= Dorah Ilunga =

Belgian politician

Dorah Ilunga (born June 28, 1968) is a Belgian politician of Congolese origin. She is the first black female échevin in Belgium.
She is a member of the Socialist Party.

== Career ==
Born in Kinshasa, Democratic Republic of the Congo, Dorah Ilunga arrived in Belgium in 1986 for study without the intention of settling there. After earning a first degree in food, then a degree in science work from the Université libre de Bruxelles (ULB), she obtained a first job in a defense association of different interests, including all matters relating to citizenship. Then she coordinated several projects for development cooperation before entering the local mission of the Brussels municipality of Saint-Josse where she led a project for the integration of foreign-born minorities and another project of social cohesion.

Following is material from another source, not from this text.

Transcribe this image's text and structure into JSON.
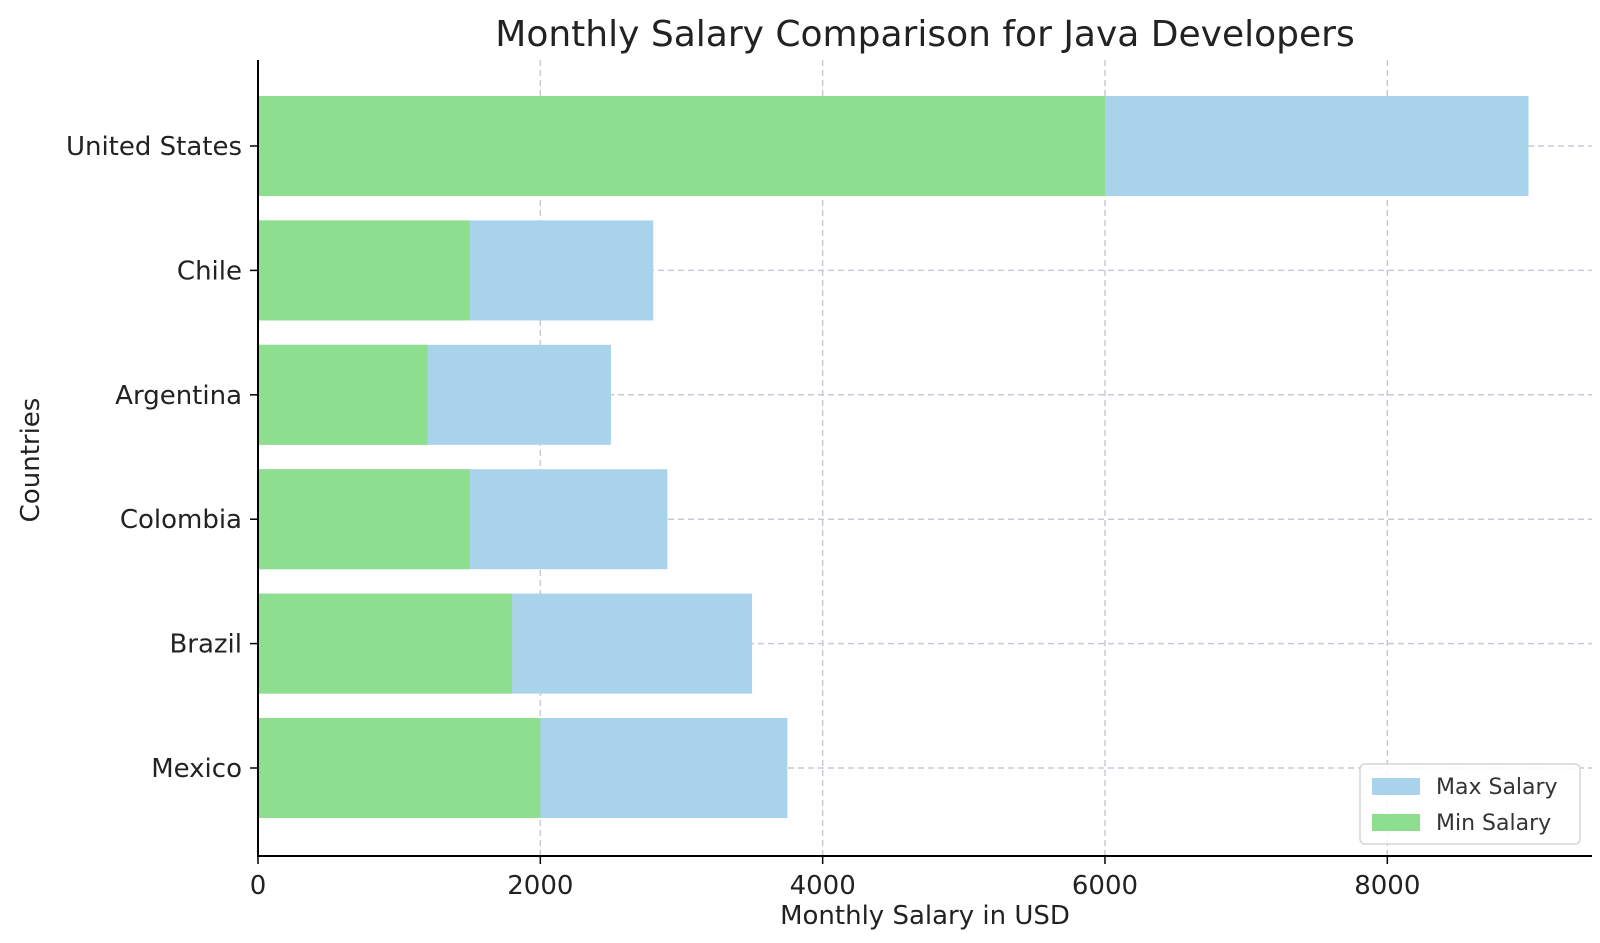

Dorah handled worked on youth employment, training and other support for the unemployed plans. Meanwhile, after the municipal elections of 2000, she was appointed Advisor to CPAS (Public Centre for Social Welfare) of the municipality of Saint-Josse-ten-Noode where she served on the commission for granting the subsistence (minimum wage). Then joined the municipal council as first black échevin, a position she held until 2006. "It was not always obvious" is she recalls. "At the beginning, relationships are often based on fears and everyone inside wonder how to behave. Nevertheless, little by little, things settle. In short, I behaved in pioneering and so I had to fight. My situation was much more difficult than my mistakes have tarnished the image of the entire community that I come from."

==Controversy==
===December 2016===
On December 26, 2016, a 6-year-old boy was hospitalized after standing for hours in the cold on a balcony as punishment by his stepfather. The apartment where the events occurred appeared to be the official address of Dorah Ilunga. She also is the mother of the man who left the child in the cold.
This case raised questions about the official home address of Mrs Ilunga. As she is supposed to be living with her mother in a social housing in the municipality, there is a strong indication she has given a false address and committed address fraud.

===October 2023===
In October 2023, there was a public outcry on her expense notes.